Glucagon-like peptide-1 protects mouse podocytes against high glucose-induced apoptosis, and suppresses reactive oxygen species production and proinflammatory cytokine secretion, through sirtuin 1 activation in vitro

Glucagon-like peptide-1 (GLP-1) is a gut incretin hormone that is considered to be a promising target for the treatment of patients with type 2 diabetes. However, the mechanisms underlying the protective effects of GLP-1 on diabetic nephropathy are yet to be fully elucidated. Sirtuin (SIRT)1 encodes a member of the SIRT family of proteins that serves an important role in mitochondrial function and is reported to be associated with the pathogenesis of chronic kidney disease.
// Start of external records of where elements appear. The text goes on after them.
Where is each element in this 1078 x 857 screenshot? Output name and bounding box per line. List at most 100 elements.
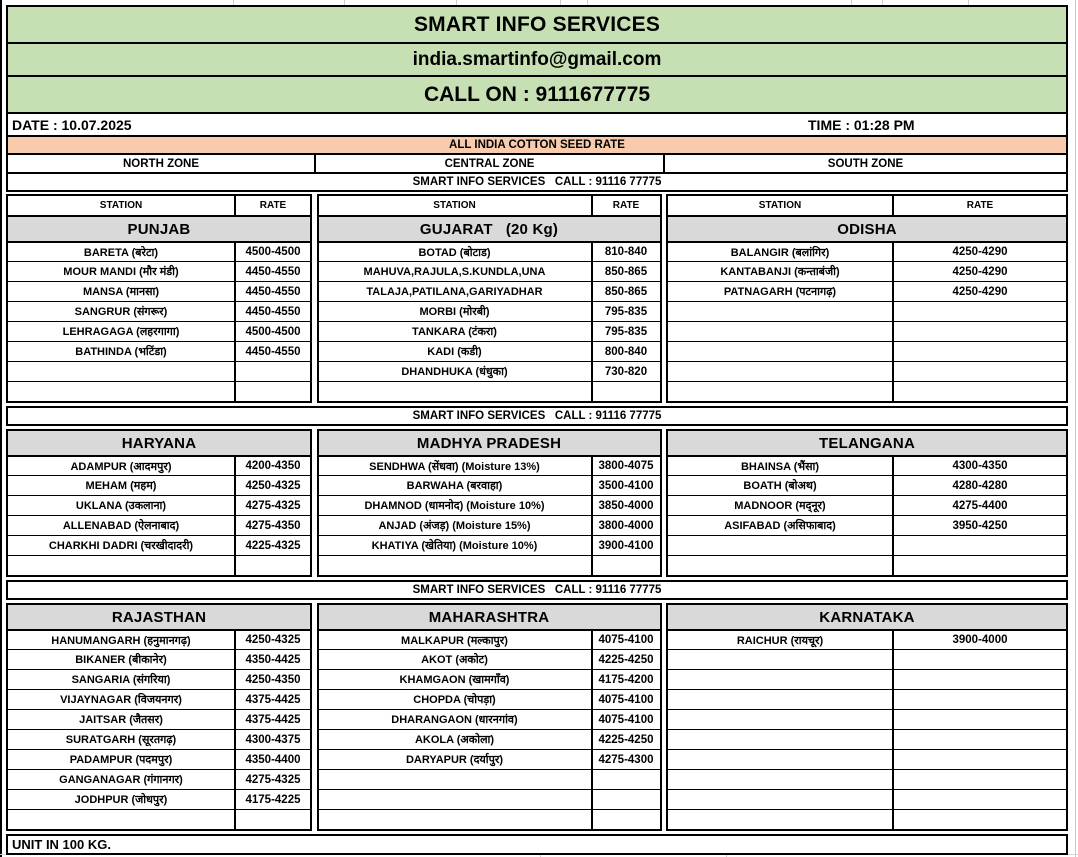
rate-column-header: RATE <box>892 196 1066 215</box>
station-cell <box>668 650 892 669</box>
table-row: KADI (कडी) 800-840 <box>318 341 660 361</box>
table-row: PADAMPUR (पदमपुर) 4350-4400 <box>8 749 310 769</box>
state-table-karnataka: KARNATAKA RAICHUR (रायचूर) 3900-4000 <box>666 603 1068 831</box>
table-row-empty <box>668 361 1066 381</box>
station-cell: KADI (कडी) <box>427 346 482 358</box>
station-cell: BOTAD (बोटाड) <box>418 246 491 259</box>
table-row-empty <box>668 689 1066 709</box>
table-row: DHANDHUKA (धंधुका) 730-820 <box>318 361 660 381</box>
rate-cell <box>892 810 1066 829</box>
station-cell <box>319 790 591 809</box>
table-row: SENDHWA (सेंधवा) (Moisture 13%) 3800-4075 <box>318 455 660 475</box>
table-row: BALANGIR (बलांगिर) 4250-4290 <box>668 241 1066 261</box>
table-row: ANJAD (अंजड़) (Moisture 15%) 3800-4000 <box>318 515 660 535</box>
date-time-row: DATE : 10.07.2025 TIME : 01:28 PM <box>6 112 1068 137</box>
table-row: BARETA (बरेटा) 4500-4500 <box>8 241 310 261</box>
station-cell: TALAJA,PATILANA,GARIYADHAR <box>366 285 543 298</box>
table-row: JAITSAR (जैतसर) 4375-4425 <box>8 709 310 729</box>
rate-cell: 850-865 <box>590 262 660 281</box>
table-row: BIKANER (बीकानेर) 4350-4425 <box>8 649 310 669</box>
table-row-empty <box>668 649 1066 669</box>
station-cell: DHARANGAON (धारनगांव) <box>391 714 518 726</box>
station-cell: KHAMGAON (खामगाँव) <box>399 674 510 686</box>
table-row: SURATGARH (सूरतगढ़) 4300-4375 <box>8 729 310 749</box>
table-row: MALKAPUR (मल्कापुर) 4075-4100 <box>318 629 660 649</box>
rate-cell: 4350-4400 <box>234 750 310 769</box>
contact-separator-row: SMART INFO SERVICES CALL : 91116 77775 <box>6 406 1068 426</box>
rate-cell: 4275-4400 <box>892 496 1066 515</box>
rate-cell: 4225-4250 <box>590 730 660 749</box>
table-row-empty <box>668 789 1066 809</box>
station-cell: AKOT (अकोट) <box>421 654 488 666</box>
table-row: DHARANGAON (धारनगांव) 4075-4100 <box>318 709 660 729</box>
station-cell <box>668 536 892 555</box>
rate-cell: 4225-4250 <box>590 650 660 669</box>
station-cell: ANJAD (अंजड़) (Moisture 15%) <box>378 520 531 532</box>
station-cell: DHAMNOD (धामनोद) (Moisture 10%) <box>364 500 545 512</box>
table-row: LEHRAGAGA (लहरगागा) 4500-4500 <box>8 321 310 341</box>
gridline-tick <box>968 0 969 6</box>
station-cell: ASIFABAD (असिफाबाद) <box>724 520 836 532</box>
gridline-tick <box>540 853 541 857</box>
gridline-tick <box>456 0 457 6</box>
state-header-gujarat-kg: GUJARAT (20 Kg) <box>318 217 660 241</box>
table-row-empty <box>8 361 310 381</box>
table-row: BARWAHA (बरवाहा) 3500-4100 <box>318 475 660 495</box>
rate-cell <box>590 382 660 401</box>
rate-cell <box>892 556 1066 575</box>
rate-cell <box>892 362 1066 381</box>
table-row-empty <box>668 381 1066 401</box>
table-row: MADNOOR (मद्नूर) 4275-4400 <box>668 495 1066 515</box>
rate-cell <box>590 770 660 789</box>
table-row: KANTABANJI (कन्ताबंजी) 4250-4290 <box>668 261 1066 281</box>
table-row-empty <box>318 769 660 789</box>
table-row-empty <box>668 669 1066 689</box>
table-row-empty <box>318 809 660 829</box>
station-cell: AKOLA (अकोला) <box>414 734 495 746</box>
table-row-empty <box>668 321 1066 341</box>
station-cell: MORBI (मोरबी) <box>419 306 490 318</box>
rate-cell: 4275-4300 <box>590 750 660 769</box>
table-row: BATHINDA (भटिंडा) 4450-4550 <box>8 341 310 361</box>
column-header-row: STATION RATE <box>318 196 660 217</box>
time-label: TIME : 01:28 PM <box>808 116 915 133</box>
station-cell: MAHUVA,RAJULA,S.KUNDLA,UNA <box>363 265 546 278</box>
station-cell <box>668 382 892 401</box>
table-row: KHAMGAON (खामगाँव) 4175-4200 <box>318 669 660 689</box>
station-cell <box>319 556 591 575</box>
page-right-edge <box>1075 0 1076 857</box>
station-cell <box>668 322 892 341</box>
table-row: CHOPDA (चोपड़ा) 4075-4100 <box>318 689 660 709</box>
state-table-odisha: STATION RATE ODISHA BALANGIR (बलांगिर) 4250-… <box>666 194 1068 403</box>
table-row: TANKARA (टंकरा) 795-835 <box>318 321 660 341</box>
rate-cell: 4175-4200 <box>590 670 660 689</box>
rate-cell: 4275-4350 <box>234 516 310 535</box>
state-header-odisha: ODISHA <box>668 217 1066 241</box>
zone-header-row: NORTH ZONE CENTRAL ZONE SOUTH ZONE <box>6 153 1068 174</box>
state-block-row: STATION RATE PUNJAB BARETA (बरेटा) 4500-4500… <box>6 194 1068 403</box>
station-cell <box>319 810 591 829</box>
rate-cell <box>234 362 310 381</box>
station-cell: ADAMPUR (आदमपुर) <box>70 460 172 473</box>
station-cell: ALLENABAD (ऐलनाबाद) <box>62 520 180 532</box>
table-row-empty <box>8 555 310 575</box>
rate-cell: 4250-4290 <box>892 243 1066 261</box>
table-row-empty <box>668 341 1066 361</box>
table-row: UKLANA (उकलाना) 4275-4325 <box>8 495 310 515</box>
station-cell: PADAMPUR (पदमपुर) <box>69 754 173 766</box>
station-cell: KANTABANJI (कन्ताबंजी) <box>720 266 840 278</box>
table-row: CHARKHI DADRI (चरखीदादरी) 4225-4325 <box>8 535 310 555</box>
station-column-header: STATION <box>99 200 143 211</box>
station-cell: RAICHUR (रायचूर) <box>736 634 824 647</box>
rate-cell: 4175-4225 <box>234 790 310 809</box>
station-cell: PATNAGARH (पटनागढ़) <box>723 286 837 298</box>
rate-cell: 4280-4280 <box>892 476 1066 495</box>
rate-cell: 4500-4500 <box>234 243 310 261</box>
table-row: HANUMANGARH (हनुमानगढ़) 4250-4325 <box>8 629 310 649</box>
station-cell: BOATH (बोअथ) <box>743 480 817 492</box>
zone-north: NORTH ZONE <box>8 155 316 172</box>
page-left-edge <box>0 0 2 857</box>
rate-cell: 4450-4550 <box>234 262 310 281</box>
state-blocks: STATION RATE PUNJAB BARETA (बरेटा) 4500-4500… <box>6 194 1068 831</box>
The present study treated mouse podocytes with various concentrations of D-glucose to establish a high glucose (HG)-induced model of renal injury. The results of a 2,7-dichlorodihydrofluorescein diacetate assay, Annexin V/propidium iodide staining and ELISA demonstrated that treatment of podocytes with HG significantly enhanced the production of reactive oxygen species (ROS), promoted cell apoptosis and increased the secretion of proinflammatory cytokines, respectively. The cytokines increased following HG treatment included tumor necrosis factor-, interleukin (IL)-1 and IL-6. Notably, treatment with GLP-1 attenuated HG-induced increases in ROS production and podocyte apoptosis, which may occur via downregulation of the expression of caspase-3 and caspase-9, and increased expression of nephrin, podocin and SIRT1, as determined by reverse transcription-quantitative polymerase chain reaction and western blot analysis. Treatment with GLP-1 led to protective effects in podocytes that were similar to those of resveratrol. Furthermore, SIRT1 knockdown using short hairpin RNA significantly enhanced the expression of caspase-3 and caspase-9 in mouse podocytes, compared with normal mouse podocytes. SIRT1 knockdown with or without GLP-1 administration significantly decreased the expression of caspase-3 and caspase-9 in mouse podocytes, compared with SIRT1 knockdown mouse podocytes. In conclusion, the results of the present study indicated that GLP-1 may be a promising target for the development of novel therapeutic strategies for HG-induced nephropathy, and may function through the activation of SIRT1.